Flares, Poorer Lung Health Can Follow Becoming a Parent With CF
People with mild-to-moderate cystic fibrosis (CF) commonly experience a decline in lung function and an uptick in exacerbations shortly after becoming parents, a study reports.
The use of CFTR modulator therapy can lessen the negative health impacts of newfound parenthood, findings also suggest. Its authors called for more research into being a parent with CF.
The study, “Parenthood impacts short-term health outcomes in people with cystic fibrosis,” was published in the Journal of Cystic Fibrosis.
With available care, people with CF are living longer than was once possible, and more and more patients are choosing to become parents. How parenthood can affect health in CF, however, has not been thoroughly studied. Available data largely have focused on the physiological impacts of pregnancy for women, rather than the broader concept of having children.
Scientists in the U.S. analyzed data from the United Kingdom CF registry collected between 2015 to 2019. They identified 296 individuals who had experienced a live birth — theirs or their partner’s — between 2016 to 2018. Among these patients, just over half (57.4%) were female, nearly all were white, and their mean age was just under 30 years.
They then used statistical analyses to compare aspects of health in the year before and after becoming a parent, looking for changes.
Specifically, the researchers looked at changes in lung health by assessing percent predicted forced expiratory volume in one second (ppFEV1), a measure of how much air a person can forcefully exhale in a second. They also assessed the frequency of exacerbations, or times when symptoms suddenly worsen, by looking at times when patients were treated with intravenous (IV) antibiotics, commonly used to control CF exacerbations.
Changes in patients’ body mass index (BMI), a ratio of weight to height that is associated with lung function in CF patients, were also evaluated.
Results indicated that lung function decreased significantly following the birth of a child. On average, ppFEV1 lowered by 3.19% from the year before to the year after a child’s birth. BMI also decreased — by a mean of 0.28 kilograms per square meter — while the frequency of exacerbations significantly increased by about 30%.
“Among people with CF with mild to moderate disease, parenthood adversely impacted health outcomes in the year following the birth of a child compared to the year before birth,” the researchers wrote.
Analyses based on sex showed a significant decline in BMI among women but not men. Rates of ppFEV1 decline or exacerbations did not significantly differ based on sex. Older age was not associated with any of the outcomes analyzed.

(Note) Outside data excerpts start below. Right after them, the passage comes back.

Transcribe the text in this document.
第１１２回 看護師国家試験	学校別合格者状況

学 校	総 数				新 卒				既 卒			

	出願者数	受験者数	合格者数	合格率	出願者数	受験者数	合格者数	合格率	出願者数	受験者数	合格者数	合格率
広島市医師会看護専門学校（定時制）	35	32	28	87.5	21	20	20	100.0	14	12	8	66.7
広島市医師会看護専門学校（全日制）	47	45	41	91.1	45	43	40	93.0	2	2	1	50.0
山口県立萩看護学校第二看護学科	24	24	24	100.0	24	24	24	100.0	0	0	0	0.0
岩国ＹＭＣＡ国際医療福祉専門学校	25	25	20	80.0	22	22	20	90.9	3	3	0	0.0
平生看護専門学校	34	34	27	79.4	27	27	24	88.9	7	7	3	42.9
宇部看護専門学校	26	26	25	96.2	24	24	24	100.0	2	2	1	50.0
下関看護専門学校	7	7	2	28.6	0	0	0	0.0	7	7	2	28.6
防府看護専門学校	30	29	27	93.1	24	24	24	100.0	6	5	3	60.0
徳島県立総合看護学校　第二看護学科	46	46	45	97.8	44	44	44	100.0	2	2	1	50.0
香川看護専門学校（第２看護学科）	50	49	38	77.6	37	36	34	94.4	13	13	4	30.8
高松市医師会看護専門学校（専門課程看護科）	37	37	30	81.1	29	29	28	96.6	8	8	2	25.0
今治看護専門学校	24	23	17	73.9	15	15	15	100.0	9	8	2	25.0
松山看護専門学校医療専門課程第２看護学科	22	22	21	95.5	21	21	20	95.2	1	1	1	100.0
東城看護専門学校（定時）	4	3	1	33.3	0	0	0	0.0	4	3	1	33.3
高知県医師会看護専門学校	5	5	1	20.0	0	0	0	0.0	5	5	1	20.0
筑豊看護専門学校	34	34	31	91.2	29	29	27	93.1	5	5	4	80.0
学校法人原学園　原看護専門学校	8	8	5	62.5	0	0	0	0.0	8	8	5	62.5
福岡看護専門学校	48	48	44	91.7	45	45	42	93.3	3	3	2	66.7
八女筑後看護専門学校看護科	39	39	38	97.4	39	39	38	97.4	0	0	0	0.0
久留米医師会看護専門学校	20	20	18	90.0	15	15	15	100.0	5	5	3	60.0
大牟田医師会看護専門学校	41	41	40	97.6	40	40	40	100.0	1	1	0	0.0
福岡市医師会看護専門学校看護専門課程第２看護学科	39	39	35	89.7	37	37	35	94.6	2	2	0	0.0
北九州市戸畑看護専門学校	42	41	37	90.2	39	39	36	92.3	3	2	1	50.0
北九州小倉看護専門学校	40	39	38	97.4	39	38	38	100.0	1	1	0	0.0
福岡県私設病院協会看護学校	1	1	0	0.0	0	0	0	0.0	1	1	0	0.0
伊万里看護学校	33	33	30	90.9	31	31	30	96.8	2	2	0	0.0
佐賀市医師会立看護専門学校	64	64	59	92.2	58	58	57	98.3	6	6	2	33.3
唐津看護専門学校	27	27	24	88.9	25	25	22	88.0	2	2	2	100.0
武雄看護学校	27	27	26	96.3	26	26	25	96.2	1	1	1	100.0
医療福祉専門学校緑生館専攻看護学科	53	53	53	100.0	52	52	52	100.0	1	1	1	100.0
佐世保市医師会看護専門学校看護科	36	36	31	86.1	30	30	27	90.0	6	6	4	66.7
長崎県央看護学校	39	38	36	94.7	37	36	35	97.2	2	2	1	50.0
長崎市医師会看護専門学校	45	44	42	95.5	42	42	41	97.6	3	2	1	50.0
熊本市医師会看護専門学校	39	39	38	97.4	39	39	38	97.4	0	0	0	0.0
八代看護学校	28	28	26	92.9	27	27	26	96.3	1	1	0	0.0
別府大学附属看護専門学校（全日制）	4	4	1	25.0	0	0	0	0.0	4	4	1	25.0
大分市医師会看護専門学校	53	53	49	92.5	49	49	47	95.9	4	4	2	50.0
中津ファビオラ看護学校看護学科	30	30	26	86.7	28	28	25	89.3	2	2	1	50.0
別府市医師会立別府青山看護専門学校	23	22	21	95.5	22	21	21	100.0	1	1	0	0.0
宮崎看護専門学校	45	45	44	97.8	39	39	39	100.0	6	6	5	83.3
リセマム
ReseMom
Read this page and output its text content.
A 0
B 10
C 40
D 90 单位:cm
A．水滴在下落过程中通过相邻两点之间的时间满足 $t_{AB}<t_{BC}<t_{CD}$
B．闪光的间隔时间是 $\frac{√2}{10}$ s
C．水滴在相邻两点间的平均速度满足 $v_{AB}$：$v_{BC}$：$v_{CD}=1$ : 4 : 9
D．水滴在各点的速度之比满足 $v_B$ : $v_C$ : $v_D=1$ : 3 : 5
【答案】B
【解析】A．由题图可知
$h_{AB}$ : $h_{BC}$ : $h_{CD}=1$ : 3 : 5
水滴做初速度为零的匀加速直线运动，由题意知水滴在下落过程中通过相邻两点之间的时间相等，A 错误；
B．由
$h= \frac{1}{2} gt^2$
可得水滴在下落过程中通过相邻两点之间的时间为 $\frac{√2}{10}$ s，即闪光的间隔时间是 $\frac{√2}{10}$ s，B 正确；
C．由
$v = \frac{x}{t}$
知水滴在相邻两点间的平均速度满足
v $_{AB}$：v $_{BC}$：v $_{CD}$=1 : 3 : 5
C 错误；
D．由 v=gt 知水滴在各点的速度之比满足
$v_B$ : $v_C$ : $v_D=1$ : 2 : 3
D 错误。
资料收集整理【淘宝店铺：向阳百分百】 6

“Sex significantly modified the change in BMI, but not pulmonary health,” the researchers wrote.
Declines in patients’ health might be attributed to the distractions of parenthood, from “sleep deprivation” to less time for self-care, they suggested, noting “people with CF report spending 2 to 3 [hours] per day on their care routines.”
Of the study’s participants, 43 were on CFTR modulators — a recent class of therapies that can increase the function of the CFTR protein, whose defect causes CF, in people with specific mutations.
Statistical analyses showed that, after adjusting for age and sex, patients using a CFTR modulator actually experienced a slight increase in ppFEV1 after becoming parents, in contrast to the significant decline seen in those not using these treatments. Modulator therapy did not significantly affect BMI or exacerbation rates.
“Use of CFTR modulators significantly mitigated the impact of parenthood on lung function, but did not alter the trajectory of BMI or the number of pulmonary exacerbation treatment days,” the researchers wrote.
The team noted several limitations in this work: the study was done based on data from the U.K., so results may not be reflective of experiences elsewhere. Additionally, the study only assessed people who became parents via pregnancy and live birth; the effects of other pathways to parenthood, like adoption or fostering, remain unexplored. This study also focused on relatively short-term outcomes.
Overall, these results “highlight the need for more comprehensive data surrounding parenthood in CF,” the researchers concluded. A study “examining the health impacts of parenthood in the age of widespread use of highly effective CFTR modulators is greatly needed,” they added.
They stressed that doctors need to initiate open and honest discussions with patients thinking of starting a family as part of routine CF care.
“To address the changing priorities of people with CF afforded by increased longevity, CF care providers must consider how to best incorporate reproductive health and discussions of family-building into the CF care model,” they wrote.